Perhaps I confused things by getting too long winded. I do that sometimes ..lol

In a nutshell, What I found was simply this. Using the 1/8" straight bit for all of this.

On a 5 x 5 cutout, the machine uses the dimensions to the "outter" edge of the bit to produce the 5 x 5 finshed hole.

On a box, same 5 x 5, the machine uses (it seems in my tests) the "center" of the bit thus creating a 5 1/16 x 5 1/16 cut.

To check whether the bits made a difference or not. Today I did exactly the same tests using the 3/8 joining bit. Same 5 x 5.

The first test I told the "Software" it was the 3/8 bit and I choose that bit at the machine as well. A 5 x 5 cutout and a 5 3/8 x 5 3/8 rabbit were the results.

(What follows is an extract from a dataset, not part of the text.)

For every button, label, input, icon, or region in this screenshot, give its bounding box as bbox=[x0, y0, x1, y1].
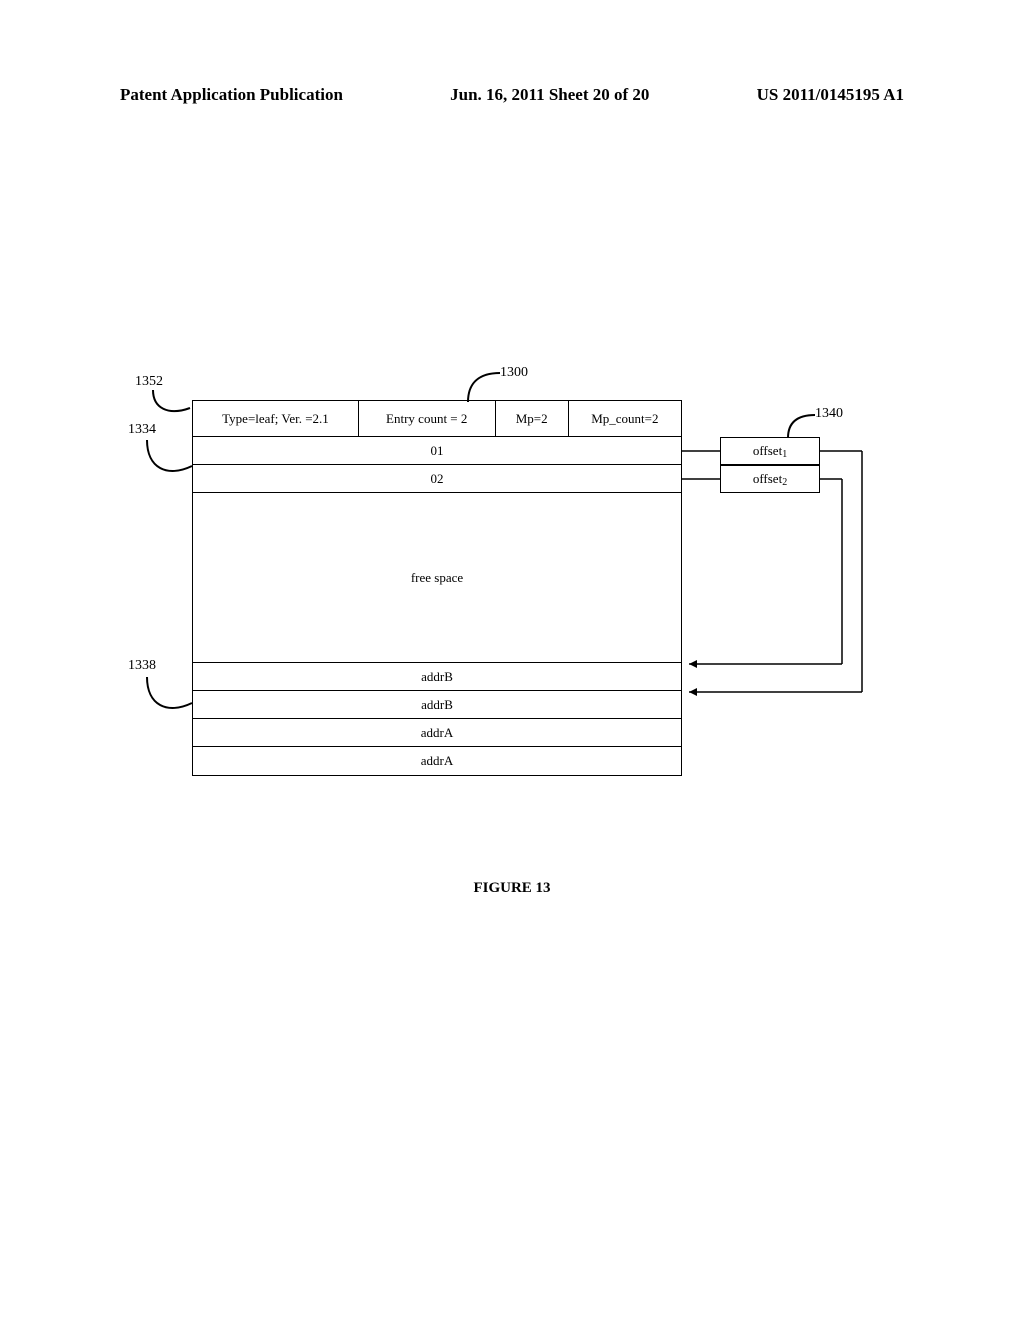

The second test I told the "Software" it was the 1/8 bit BUT choose the 3/8 bit at the machine. (did this to test what actually calculates the cut. The machine or the software) Exactly the same results. A 5 x 5 cutout and a 5 3/8 x 5 3/8 rabbit.

This proves (at least to me) 2 things.

First, Telling the machine NOT the software calculates the cuts regardless of bit used.

Second, backs up my first findings that Cutouts are figured to the "edge" of the bit while vectors (boxes) are calculated to the "center" of the bit. Again, regardless of the bit used.

Dyna Rider
01-30-2008, 01:33 PM
Hey Chris

Ultra Classic … nice ride! Nope your post was good; I didn’t take the time to comprehend what I was reading. But then if did, I wouldn’t know you ride, or sat down with the software and played with the Inset value. I would have just agreed with your observations and moved on.

In case you’re not familiar with this feature the following is what I have found. First I didn’t find any documentation about it in the software help files. The Inset value on a closed loop moves the bit’s center off the center of the path. The offset seems have a maximum value of 0.125. A positive value moves it to the inside of the loop and a negative value moves it to the outside of the loop.

In the figure below, all three cutouts are the same size. Only the Inset value was changed for the rabbet. If you look at the carving list you’ll see that the select bit can be added to the cutout path. The group icon in the list is because the first time I added a separate path for the Select Bit function. The Inset value can be set in the Select Bit function and than changed at anytime in the Input Tool Bar. I also included the file which is pictured in the screen shot.

Ride Safe
Bill

ChrisAlb
01-30-2008, 01:53 PM
Hey Chris

In case you’re not familiar with this feature the following is what I have found. First I didn’t find any documentation about it in the software help files. The Inset value on a closed loop moves the bit’s center off the center of the path. The offset seems have a maximum value of 0.125. A positive value moves it to the inside of the loop and a negative value moves it to the outside of the loop.

Ride Safe
Bill

Hey Dyna,

I should have mentioned that I left the inset alone. This test was just to see how the machine it's self handled bit figuring on cutouts versus vectors. While I know you can use the inset to "off center" the bit plus or minus .125, I didn't want to influence the test...lol

Although it would be nice if we had a wider inset range. Say, up to 1/2" plus or minus. That way, for any rabbiting we could just set up the 1/2" straight bit and offset it to whatever width rabbit you wanted.